Right and Wrong are mutually acknowledged peers considering whether P. At t0, Right forms 0.2 credence in P, and Wrong forms a 0.8 credence in P. The evidence [E1] available to both of them actually supports a 0.2 credence in P. Right and Wrong then compare notes, and realize they disagree. (Christensen, p.3)
What credence should Right and Wrong then settle on? One version of the Equal Weight View would have them 'split the difference' and settle on 0.5. But, as Tom Kelly has objected, this seems to neglect the first-order evidence entirely. The higher-order (psychological) evidence is equally balanced between .2 and .8, so if we add in the first-order evidence (which supports .2), this should presumably tilt the balance of evidence to something less than .5.
In 'Disagreement, Question-Begging and Epistemic Self-Criticism' [pdf], David Christensen offers a novel response to this objection. He suggests that there's an important asymmetry between the evidence available to the two agents. Basically, the idea is that we get higher-order evidence from other people's judgments, since they can act as 'checks' on our own conclusions; but it would be double counting to treat one's own judgments in the same way. (Just imagine: "E supports .2 credence in H; plus, I just judged that this is so -- all the more reason to give H .2 credence!") Or, as Brian Weatherson might put it, the first-order evidence subsumes whatever evidential force is had by the psychological fact of one's own judgment (regarding that very evidence).
As Christensen points out (p.10), this has very interesting consequences for the case of Right and Wrong:
the important determinants of what's rational for Right to believe are the original evidence E1 (which should, and does, move her to put 0.2 credence in P), and Wrong's dissent (which does and, according to the Equal Weight Conciliationist, should move her from 0.2 to 0.5). In contrast, the determinants of what Wrong should believe are E1 (which should move him toward having 0.2 credence in P), and Right's belief (which also should move him toward 0.2).
In other words, Right should be moved by the (alas, misleading) disagreement from 0.2 to 0.5, whereas Wrong should be moved all the way to 0.2, with his initial judgment counting for naught.

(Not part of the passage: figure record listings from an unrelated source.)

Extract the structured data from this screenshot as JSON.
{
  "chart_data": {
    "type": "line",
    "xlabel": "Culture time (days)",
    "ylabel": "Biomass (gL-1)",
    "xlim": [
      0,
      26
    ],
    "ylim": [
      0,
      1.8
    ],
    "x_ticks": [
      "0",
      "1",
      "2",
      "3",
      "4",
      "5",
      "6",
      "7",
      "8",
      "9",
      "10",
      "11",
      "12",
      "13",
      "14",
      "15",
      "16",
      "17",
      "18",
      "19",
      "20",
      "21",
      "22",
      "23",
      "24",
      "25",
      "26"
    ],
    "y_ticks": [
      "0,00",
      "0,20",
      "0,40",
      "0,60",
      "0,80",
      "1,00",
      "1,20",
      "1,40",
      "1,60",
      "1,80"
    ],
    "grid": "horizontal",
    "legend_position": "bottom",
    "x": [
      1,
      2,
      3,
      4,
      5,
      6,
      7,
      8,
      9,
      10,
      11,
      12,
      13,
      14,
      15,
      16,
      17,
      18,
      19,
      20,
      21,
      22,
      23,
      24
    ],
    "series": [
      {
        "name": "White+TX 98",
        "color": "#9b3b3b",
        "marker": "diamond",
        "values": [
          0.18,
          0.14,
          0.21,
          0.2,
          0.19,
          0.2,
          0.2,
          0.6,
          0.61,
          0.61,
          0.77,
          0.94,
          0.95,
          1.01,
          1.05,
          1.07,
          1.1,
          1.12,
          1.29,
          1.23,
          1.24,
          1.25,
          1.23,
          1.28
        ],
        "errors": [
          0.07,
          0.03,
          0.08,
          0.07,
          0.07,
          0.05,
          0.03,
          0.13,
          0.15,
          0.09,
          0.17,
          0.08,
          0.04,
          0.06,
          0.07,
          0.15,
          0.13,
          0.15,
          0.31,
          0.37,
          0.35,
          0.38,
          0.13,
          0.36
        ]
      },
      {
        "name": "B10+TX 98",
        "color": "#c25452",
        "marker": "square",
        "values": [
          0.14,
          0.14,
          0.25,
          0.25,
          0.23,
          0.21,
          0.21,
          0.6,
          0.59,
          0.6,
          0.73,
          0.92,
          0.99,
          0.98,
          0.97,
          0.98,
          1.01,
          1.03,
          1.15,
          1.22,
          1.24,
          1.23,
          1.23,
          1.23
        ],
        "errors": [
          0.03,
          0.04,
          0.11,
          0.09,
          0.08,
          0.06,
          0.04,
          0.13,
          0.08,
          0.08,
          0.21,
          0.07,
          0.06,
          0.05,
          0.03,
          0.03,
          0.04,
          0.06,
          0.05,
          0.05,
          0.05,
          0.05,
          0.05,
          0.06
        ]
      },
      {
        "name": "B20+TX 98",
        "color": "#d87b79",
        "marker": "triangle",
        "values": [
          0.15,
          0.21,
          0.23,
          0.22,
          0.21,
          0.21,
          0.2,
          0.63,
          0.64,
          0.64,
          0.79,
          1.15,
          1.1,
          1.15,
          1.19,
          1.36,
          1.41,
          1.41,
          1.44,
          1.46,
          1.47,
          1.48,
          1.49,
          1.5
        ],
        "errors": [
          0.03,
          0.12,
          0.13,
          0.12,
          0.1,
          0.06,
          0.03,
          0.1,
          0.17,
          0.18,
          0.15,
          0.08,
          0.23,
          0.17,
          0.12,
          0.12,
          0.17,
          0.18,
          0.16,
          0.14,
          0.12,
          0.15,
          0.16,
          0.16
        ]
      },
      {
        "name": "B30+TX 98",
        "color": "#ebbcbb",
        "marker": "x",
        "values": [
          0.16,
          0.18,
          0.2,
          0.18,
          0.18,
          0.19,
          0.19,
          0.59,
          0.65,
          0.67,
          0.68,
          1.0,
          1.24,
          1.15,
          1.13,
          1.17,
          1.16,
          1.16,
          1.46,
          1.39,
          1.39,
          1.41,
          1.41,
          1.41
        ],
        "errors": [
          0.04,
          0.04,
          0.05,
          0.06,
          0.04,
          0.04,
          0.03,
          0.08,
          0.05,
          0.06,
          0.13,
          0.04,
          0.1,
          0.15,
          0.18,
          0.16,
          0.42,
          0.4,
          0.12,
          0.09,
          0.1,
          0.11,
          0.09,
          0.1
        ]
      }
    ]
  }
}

This is interesting, because it's often assumed that both agents share all the same evidence and hence ought to conclude the same thing. And perhaps the most common alternative view would secure divergence in outcome simply by allowing each agent to stubbornly stick close to their own initial estimates. Christensen's solution, by contrast, introduces a genuine asymmetry between the two agents -- thus doing justice to the first-order evidence -- whilst also requiring each agent to give 'equal weight' to the opinion of their peer, rather than downgrading them in a question-begging manner. He can thus offer intuitively appealing answers to both of the opening questions of this post -- an impressive achievement!